Henry couldn’t believe his ears. He thought that his fellow compatriots had gone completely mad.

“All of you are animals!” yelled Henry, as he left the tent and all those inside in utter shock and disbelief.


* * * * * * * *



It was beginning to be the second watch at night. General Sasoky Fearson, sitting behind his desk, in his nicely crisp uniform and with over twenty years of military experience to back it up, knew that anybody who saw him this early in the night, and was not sleeping or laying back and joking with his comrades, was either completely mad or had to discuss issues that were not going to be resolved except by means he felt he wasn’t always wanting to implement. Squire Henry Ranger of Lillypool Town was that type of case with no exception.

“What can I do for you, Squire?” queried the General.

In full dress uniform, Henry reported to the General: “Squire Henry Ranger of Lillypool Town reporting, sir!”

“At ease!” commanded Fearson.

Henry spread his legs apart and braced his arms behind his back in a parade rest. “Sir, I have to tell you something and you’re not going to like it…”

“What is it, young man…”

“I want out of this army, sir!”

“You must be kidding, Squire?!” General Fearson was now obviously upset.

“Sir, I don’t want to kill Zarakens!” raised Henry’s voice. “They’re people like you and me…”

The General raised his voice in response: “They’re the enemy Squire… Put yourself together, for bloody sakes!”

“I’m resigning my commission, sir… I want to be on the first wagon load back to home port.

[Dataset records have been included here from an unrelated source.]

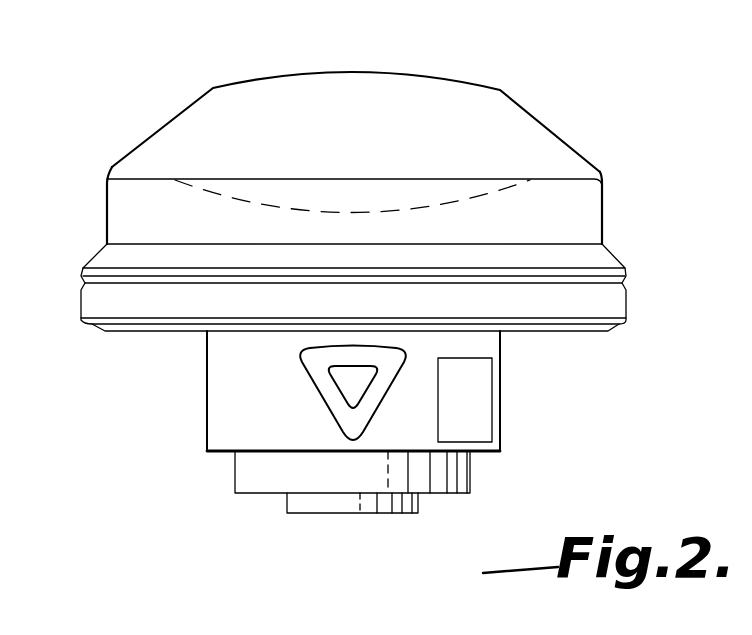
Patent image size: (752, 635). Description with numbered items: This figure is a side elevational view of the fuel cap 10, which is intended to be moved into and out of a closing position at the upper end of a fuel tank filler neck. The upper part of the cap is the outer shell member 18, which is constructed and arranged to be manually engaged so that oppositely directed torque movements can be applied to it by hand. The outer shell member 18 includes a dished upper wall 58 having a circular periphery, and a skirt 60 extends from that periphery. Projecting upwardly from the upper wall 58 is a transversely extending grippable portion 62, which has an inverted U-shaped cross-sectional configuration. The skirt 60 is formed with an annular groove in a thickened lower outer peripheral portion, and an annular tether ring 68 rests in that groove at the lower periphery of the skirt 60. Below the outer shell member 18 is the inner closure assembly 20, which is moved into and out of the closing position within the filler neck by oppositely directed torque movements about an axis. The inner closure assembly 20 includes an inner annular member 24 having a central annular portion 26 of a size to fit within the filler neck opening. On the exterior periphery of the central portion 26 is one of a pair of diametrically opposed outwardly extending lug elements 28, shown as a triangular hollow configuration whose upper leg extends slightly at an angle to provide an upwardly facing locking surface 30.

The fuel cap 10 is at (344, 266).
The outer shell member 18 is at (379, 131).
The inner closure assembly 20 is at (503, 403).
The inner annular member 24 is at (360, 422).
The central annular portion 26 is at (222, 372).
The lug element 28 is at (322, 389).
The locking surface 30 is at (352, 343).
The dished upper wall 58 is at (383, 178).
The skirt 60 is at (590, 230).
The grippable portion 62 is at (410, 52).
The annular tether ring 68 is at (100, 298).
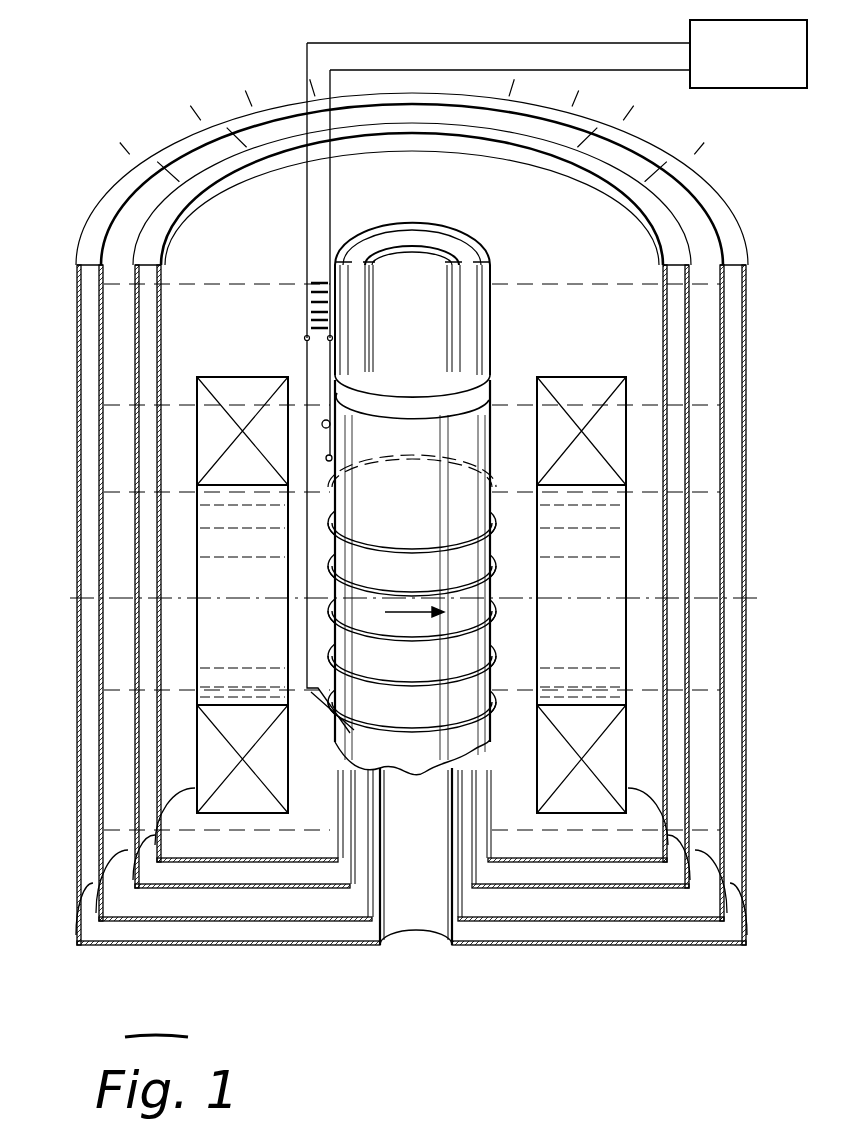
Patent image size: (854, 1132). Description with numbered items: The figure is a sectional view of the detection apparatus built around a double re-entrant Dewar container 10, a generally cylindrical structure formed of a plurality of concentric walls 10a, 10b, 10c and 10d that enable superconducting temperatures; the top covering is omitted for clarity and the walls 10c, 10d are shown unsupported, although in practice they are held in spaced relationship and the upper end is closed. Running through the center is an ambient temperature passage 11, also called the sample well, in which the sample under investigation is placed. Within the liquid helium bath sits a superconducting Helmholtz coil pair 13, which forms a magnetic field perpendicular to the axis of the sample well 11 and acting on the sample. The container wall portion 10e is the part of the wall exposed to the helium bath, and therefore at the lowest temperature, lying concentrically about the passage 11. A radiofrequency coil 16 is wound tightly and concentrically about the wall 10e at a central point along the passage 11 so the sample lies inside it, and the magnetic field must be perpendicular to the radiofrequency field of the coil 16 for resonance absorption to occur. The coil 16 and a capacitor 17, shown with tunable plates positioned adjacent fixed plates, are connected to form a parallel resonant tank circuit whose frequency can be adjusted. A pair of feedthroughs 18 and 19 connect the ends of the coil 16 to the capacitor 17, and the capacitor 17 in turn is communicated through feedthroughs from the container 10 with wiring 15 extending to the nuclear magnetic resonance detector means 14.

The double reentrant Dewar container 10 is at (386, 634).
The concentric wall 10a is at (78, 668).
The concentric wall 10b is at (100, 626).
The concentric wall 10c is at (136, 586).
The concentric wall 10d is at (160, 547).
The container wall portion 10e is at (420, 772).
The central ambient temperature passage 11 is at (420, 948).
The superconducting Helmholtz Coil Pair 13 is at (205, 752).
The nuclear magnetic resonance detector means 14 is at (750, 88).
The wiring 15 is at (564, 71).
The radiofrequency coil 16 is at (384, 554).
The capacitor 17 is at (309, 338).
The feedthrough 18 is at (318, 545).
The feedthrough 19 is at (332, 432).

I want to go back to Lillypool Town, sir. I want to have a clean conscious for the rest of my life… I don’t want to kill anyone…”

The General became more and more thoughtful and toned down in voice. “Look Henry, I know your parents… They’re wonderful people… I know that you have a right to give up your commission… I know that sometimes a soldier has a breaking point… We all have breaking points when we are on campaign… Some soldiers have a greater breaking point and some other soldiers…” The General paused then continued: “Sometimes even a General should look out for his men when they want to quit… So, Henry, if you want, you can resign your commission right now and be on the first wagon convoy back to home port… Then so be it…”

Henry snapped to attention and raised a salute to Fearson. “Sir, I resign my commission as an officer of the army of Brittanzia!” Henry then took off his pinned officer shoulder lapels and placed them down on the General’s desk. He then saluted Fearson again. The General stood up from his chair, gave Henry a quick salute and said: “Soldier dismissed!” Henry did an about face and walked out of the General’s tent never to return.

Later that evening when the late supply return convoy was heading back to the home port in northern Zarak, Henry realized that what he was doing was saving himself from a world of regrets later on in life. He was saving himself from becoming a man who had blood on his hands. He was saving his future and saving his salvation.

And as the wagon convoy started moving out into the night, and as the lights from the forward watches waved back and forth throughout the darkness, Henry felt surer about himself than he had ever felt in his entire life. He said softly as his wagon started to head out: “The hell with the army… To hell with it!”